Imaginer, concevoir, donner vie à Dishonored 2 n’a pas été une mince affaire, ainsi qu’on a pu le constater dans les locaux mêmes du studio.

Se promener dans les environs des nouveaux studios d’Arkane suffit pour avoir la sensation d’être en présence d’un bifront, d’un Janus : les locaux sont bordés, d’un côté, par une rive abrupte, boisée, presque sauvage, de la Saône, de l’autre par des voies ferrées, des bâtisses en construction et, plus loin encore, de l’A7 et ses promesses de soleil. Arkane, on le dirait en équilibre entre ces deux extrêmes. En fait, tout dans le studio, ou dans son actualité récente, renvoie à cette dualité, à ce double visage : le duo Raphaël ­Colantonio/Harvey Smith, les deux directeurs créatifs qui veillent à la cohérence de la production arkanienne ; les deux studios, le premier à Lyon, le second à Austin (Texas) ; le développement conjoint de deux jeux, Dishonored 2 et Prey, etc. 
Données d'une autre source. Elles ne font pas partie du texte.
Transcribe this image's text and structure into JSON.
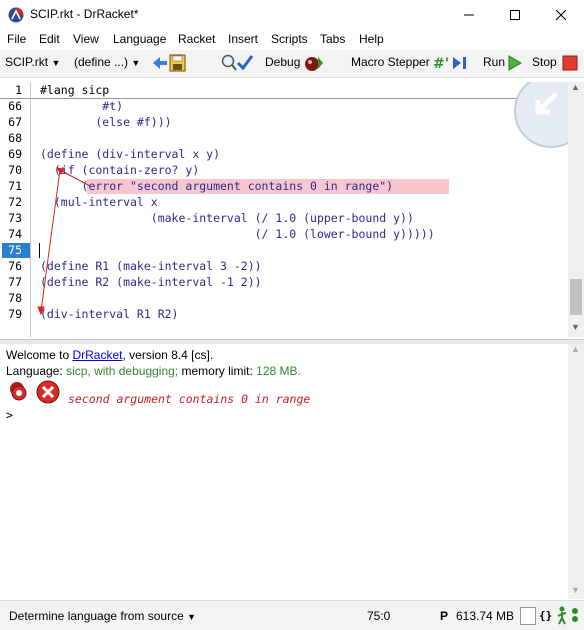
{
  "window": {
    "title": "SCIP.rkt - DrRacket*"
  },
  "menu": [
    "File",
    "Edit",
    "View",
    "Language",
    "Racket",
    "Insert",
    "Scripts",
    "Tabs",
    "Help"
  ],
  "toolbar": {
    "file_dropdown": "SCIP.rkt",
    "define_dropdown": "(define ...)",
    "debug_label": "Debug",
    "macro_stepper_label": "Macro Stepper",
    "run_label": "Run",
    "stop_label": "Stop"
  },
  "editor": {
    "lines": [
      {
        "num": "1",
        "text": "#lang sicp"
      },
      {
        "num": "66",
        "text": "         #t)"
      },
      {
        "num": "67",
        "text": "        (else #f)))"
      },
      {
        "num": "68",
        "text": ""
      },
      {
        "num": "69",
        "text": "(define (div-interval x y)"
      },
      {
        "num": "70",
        "text": "  (if (contain-zero? y)"
      },
      {
        "num": "71",
        "text": "      (error \"second argument contains 0 in range\")"
      },
      {
        "num": "72",
        "text": "  (mul-interval x"
      },
      {
        "num": "73",
        "text": "                (make-interval (/ 1.0 (upper-bound y))"
      },
      {
        "num": "74",
        "text": "                               (/ 1.0 (lower-bound y)))))"
      },
      {
        "num": "75",
        "text": ""
      },
      {
        "num": "76",
        "text": "(define R1 (make-interval 3 -2))"
      },
      {
        "num": "77",
        "text": "(define R2 (make-interval -1 2))"
      },
      {
        "num": "78",
        "text": ""
      },
      {
        "num": "79",
        "text": "(div-interval R1 R2)"
      }
    ],
    "error_line": "71",
    "current_line": "75"
  },
  "repl": {
    "welcome_prefix": "Welcome to ",
    "welcome_link": "DrRacket",
    "welcome_suffix": ", version 8.4 [cs].",
    "language_prefix": "Language: ",
    "language_name": "sicp, with debugging;",
    "memory_prefix": " memory limit: ",
    "memory_value": "128 MB.",
    "error_message": "second argument contains 0 in range",
    "prompt": ">"
  },
  "status": {
    "language_selector": "Determine language from source",
    "position": "75:0",
    "p_indicator": "P",
    "memory": "613.74 MB",
    "braces": "{}"
  },
  "colors": {
    "code": "#2b2b8f",
    "error_highlight": "#f7c6cf",
    "error_text": "#cc1f1f",
    "language_green": "#2e8b2e",
    "current_line": "#2a7fd1"
  }
}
Telle la divinité romaine, Arkane a autant le regard tourné vers le passé qu’en direction du futur, rappelant le studio Looking Glass (cité à de nombreuses reprises durant les interviews) par sa méthode de travail ou ses productions, mais toujours concentré à produire des jeux d’aujourd’hui, inspiré, mais non engoncé dans un âge d’or de « l’immersive sim ».  Enfin, il y a Corvo et Emily, les deux personnages jouables dans Dishonored 2.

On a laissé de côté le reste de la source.